There are two or more channel objects that need to be awaited. How
should this be implemented?

Currently
```php
[$result1, $result2] = awaitAny($channel1, $channel2);
```

With Futures:
```php
// Like Rust
[$result1, $result2] = awaitAny($channel1->recv(), $channel2->recv());
```

Rust:
```rust
tokio::select! {
    msg = channel1.recv() => println!("Got from 1: {:?}", msg),
    msg = channel2.recv() => println!("Got from 2: {:?}", msg),
}
```

Swift:
```swift
async let result1 = fetchData1()
async let result2 = fetchData2()
let (r1, r2) = await (result1, result2)
```

Although both Swift and Rust create a Future under the hood, that’s
part of the internal implementation, not the user-facing contract.

What I dislike about the Future example is that it creates an object
that isn’t actually needed.
What I like about it is that it clearly shows what action is being awaited.
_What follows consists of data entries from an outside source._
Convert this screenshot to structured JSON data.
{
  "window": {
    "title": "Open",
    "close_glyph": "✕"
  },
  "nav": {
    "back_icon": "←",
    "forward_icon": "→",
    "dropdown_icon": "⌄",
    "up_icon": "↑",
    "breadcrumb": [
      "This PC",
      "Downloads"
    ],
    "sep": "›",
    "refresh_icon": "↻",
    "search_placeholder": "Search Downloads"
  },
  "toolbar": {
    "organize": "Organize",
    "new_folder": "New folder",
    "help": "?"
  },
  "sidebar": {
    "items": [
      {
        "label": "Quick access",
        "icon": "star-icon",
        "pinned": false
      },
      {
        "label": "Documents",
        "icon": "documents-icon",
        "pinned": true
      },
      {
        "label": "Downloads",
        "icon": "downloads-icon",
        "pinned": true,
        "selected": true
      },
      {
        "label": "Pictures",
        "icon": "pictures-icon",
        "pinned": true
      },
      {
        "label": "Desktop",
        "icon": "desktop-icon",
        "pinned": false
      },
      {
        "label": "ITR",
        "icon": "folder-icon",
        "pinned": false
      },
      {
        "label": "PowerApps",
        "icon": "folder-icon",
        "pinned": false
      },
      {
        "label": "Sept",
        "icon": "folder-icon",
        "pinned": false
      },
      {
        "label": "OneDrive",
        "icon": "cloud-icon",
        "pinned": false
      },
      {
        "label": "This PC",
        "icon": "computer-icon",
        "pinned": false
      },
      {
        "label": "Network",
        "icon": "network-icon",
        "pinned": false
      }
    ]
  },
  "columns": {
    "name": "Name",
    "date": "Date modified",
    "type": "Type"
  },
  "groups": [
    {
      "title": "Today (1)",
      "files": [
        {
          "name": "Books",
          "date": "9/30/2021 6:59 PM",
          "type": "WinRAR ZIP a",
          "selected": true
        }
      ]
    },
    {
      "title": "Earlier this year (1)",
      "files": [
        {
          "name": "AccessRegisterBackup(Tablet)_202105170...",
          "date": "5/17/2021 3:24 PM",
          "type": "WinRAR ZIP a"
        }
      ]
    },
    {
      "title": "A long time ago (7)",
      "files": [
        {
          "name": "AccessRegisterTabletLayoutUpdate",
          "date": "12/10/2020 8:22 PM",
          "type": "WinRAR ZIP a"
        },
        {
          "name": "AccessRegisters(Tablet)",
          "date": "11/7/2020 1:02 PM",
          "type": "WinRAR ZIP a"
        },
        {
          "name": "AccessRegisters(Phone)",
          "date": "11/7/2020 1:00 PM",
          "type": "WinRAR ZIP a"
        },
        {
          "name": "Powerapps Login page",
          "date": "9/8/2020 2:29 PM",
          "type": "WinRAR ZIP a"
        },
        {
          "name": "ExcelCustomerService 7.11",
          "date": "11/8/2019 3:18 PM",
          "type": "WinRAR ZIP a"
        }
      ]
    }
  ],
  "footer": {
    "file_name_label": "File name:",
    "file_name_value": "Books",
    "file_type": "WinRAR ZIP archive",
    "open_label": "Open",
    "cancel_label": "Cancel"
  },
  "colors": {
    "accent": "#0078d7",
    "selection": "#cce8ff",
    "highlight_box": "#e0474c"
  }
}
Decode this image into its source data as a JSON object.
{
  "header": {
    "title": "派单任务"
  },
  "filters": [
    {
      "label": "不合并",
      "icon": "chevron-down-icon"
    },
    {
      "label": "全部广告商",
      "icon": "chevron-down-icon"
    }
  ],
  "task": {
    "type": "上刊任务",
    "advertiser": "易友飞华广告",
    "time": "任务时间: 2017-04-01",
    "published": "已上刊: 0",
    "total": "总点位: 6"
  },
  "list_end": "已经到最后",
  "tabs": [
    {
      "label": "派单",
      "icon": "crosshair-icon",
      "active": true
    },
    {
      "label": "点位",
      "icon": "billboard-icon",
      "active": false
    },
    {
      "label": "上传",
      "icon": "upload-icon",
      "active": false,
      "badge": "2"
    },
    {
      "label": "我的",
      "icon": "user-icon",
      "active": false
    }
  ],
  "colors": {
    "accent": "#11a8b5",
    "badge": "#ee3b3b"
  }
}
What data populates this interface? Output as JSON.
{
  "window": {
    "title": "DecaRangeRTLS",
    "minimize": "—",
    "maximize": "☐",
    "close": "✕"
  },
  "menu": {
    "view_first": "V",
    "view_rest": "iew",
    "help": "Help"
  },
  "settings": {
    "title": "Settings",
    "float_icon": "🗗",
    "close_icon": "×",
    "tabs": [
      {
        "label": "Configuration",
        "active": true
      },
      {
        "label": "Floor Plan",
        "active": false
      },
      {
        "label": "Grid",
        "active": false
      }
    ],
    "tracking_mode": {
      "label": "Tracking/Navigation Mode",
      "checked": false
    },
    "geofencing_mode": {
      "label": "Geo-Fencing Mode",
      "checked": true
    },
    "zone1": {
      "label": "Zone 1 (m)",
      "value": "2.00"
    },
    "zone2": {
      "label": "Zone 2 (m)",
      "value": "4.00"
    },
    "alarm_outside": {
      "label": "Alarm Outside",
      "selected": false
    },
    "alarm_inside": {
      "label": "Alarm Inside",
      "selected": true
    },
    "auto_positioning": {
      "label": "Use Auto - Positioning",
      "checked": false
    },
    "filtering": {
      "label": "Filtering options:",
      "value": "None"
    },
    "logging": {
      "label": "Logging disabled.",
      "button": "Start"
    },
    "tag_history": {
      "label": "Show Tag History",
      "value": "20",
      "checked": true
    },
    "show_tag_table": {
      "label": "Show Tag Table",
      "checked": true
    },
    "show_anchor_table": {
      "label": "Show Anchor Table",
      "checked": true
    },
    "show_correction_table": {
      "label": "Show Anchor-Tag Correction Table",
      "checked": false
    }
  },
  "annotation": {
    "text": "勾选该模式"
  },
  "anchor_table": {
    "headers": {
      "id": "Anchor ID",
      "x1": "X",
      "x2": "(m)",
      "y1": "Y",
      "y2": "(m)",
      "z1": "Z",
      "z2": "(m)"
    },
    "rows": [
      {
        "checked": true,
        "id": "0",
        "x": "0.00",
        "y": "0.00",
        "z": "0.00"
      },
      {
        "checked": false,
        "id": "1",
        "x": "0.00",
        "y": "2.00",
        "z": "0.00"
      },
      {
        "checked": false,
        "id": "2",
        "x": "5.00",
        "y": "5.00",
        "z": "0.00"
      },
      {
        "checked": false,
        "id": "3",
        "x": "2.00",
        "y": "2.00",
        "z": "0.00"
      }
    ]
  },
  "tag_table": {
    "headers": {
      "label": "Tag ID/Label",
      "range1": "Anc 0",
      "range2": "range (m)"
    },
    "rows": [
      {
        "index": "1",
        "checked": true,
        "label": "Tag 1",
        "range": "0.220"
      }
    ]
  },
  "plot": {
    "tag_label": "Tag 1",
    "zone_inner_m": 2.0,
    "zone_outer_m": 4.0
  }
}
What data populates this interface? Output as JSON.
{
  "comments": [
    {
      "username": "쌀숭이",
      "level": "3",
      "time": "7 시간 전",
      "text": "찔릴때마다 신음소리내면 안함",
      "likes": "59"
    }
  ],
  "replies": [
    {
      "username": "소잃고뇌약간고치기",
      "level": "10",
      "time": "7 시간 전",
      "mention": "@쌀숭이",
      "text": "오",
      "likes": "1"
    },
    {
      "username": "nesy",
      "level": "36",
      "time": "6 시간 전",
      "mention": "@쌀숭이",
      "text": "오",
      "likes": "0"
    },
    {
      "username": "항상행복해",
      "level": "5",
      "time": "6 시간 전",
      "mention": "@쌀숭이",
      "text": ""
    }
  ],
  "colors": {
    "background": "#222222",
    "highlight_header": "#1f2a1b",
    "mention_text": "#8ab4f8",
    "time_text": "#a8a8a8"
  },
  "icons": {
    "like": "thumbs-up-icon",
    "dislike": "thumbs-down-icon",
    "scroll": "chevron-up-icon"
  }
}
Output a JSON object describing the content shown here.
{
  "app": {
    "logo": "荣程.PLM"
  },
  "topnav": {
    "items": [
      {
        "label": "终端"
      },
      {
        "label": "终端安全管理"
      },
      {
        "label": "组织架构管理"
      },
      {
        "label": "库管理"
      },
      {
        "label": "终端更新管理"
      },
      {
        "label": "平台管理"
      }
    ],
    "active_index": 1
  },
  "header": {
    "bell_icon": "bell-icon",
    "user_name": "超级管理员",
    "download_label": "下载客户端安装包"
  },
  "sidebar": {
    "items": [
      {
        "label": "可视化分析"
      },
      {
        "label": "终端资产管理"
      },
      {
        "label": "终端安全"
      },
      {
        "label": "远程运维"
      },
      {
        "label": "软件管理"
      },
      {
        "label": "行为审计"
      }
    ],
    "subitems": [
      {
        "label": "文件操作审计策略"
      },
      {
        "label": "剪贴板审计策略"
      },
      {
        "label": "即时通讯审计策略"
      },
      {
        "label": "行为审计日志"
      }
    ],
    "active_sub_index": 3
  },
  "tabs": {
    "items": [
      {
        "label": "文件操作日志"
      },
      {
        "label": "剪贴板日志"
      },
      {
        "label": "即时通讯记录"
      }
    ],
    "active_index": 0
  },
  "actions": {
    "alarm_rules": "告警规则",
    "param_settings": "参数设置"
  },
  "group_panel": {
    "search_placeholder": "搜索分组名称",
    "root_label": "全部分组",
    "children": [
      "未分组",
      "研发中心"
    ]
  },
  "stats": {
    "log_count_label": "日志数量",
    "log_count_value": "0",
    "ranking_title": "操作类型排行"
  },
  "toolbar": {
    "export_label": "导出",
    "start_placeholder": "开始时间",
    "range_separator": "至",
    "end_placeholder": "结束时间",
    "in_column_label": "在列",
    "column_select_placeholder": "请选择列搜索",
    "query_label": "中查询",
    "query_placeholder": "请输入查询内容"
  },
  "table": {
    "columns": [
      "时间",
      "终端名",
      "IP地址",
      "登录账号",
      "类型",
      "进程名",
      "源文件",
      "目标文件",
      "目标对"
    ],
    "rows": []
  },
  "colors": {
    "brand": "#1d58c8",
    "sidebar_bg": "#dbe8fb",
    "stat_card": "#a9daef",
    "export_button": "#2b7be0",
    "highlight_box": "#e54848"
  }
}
When executing the awaitXX operation in a loop for such scenarios, the
programmer will pay for the visual clarity of the code with extra
operations to create a PHP object.
Are you sure this is what you really want?

I want to caution you against directly comparing PHP, Rust, and Swift.
What a compiler and zero-abstraction languages can do, PHP cannot.
And the approaches used by Rust or Swift cannot be directly applied to
a language without a compiler.

I have no objection to doing it the way you prefer, but keep in mind
that chasing what looks elegant often leads to poor decisions. It’s
better to think it over a few times.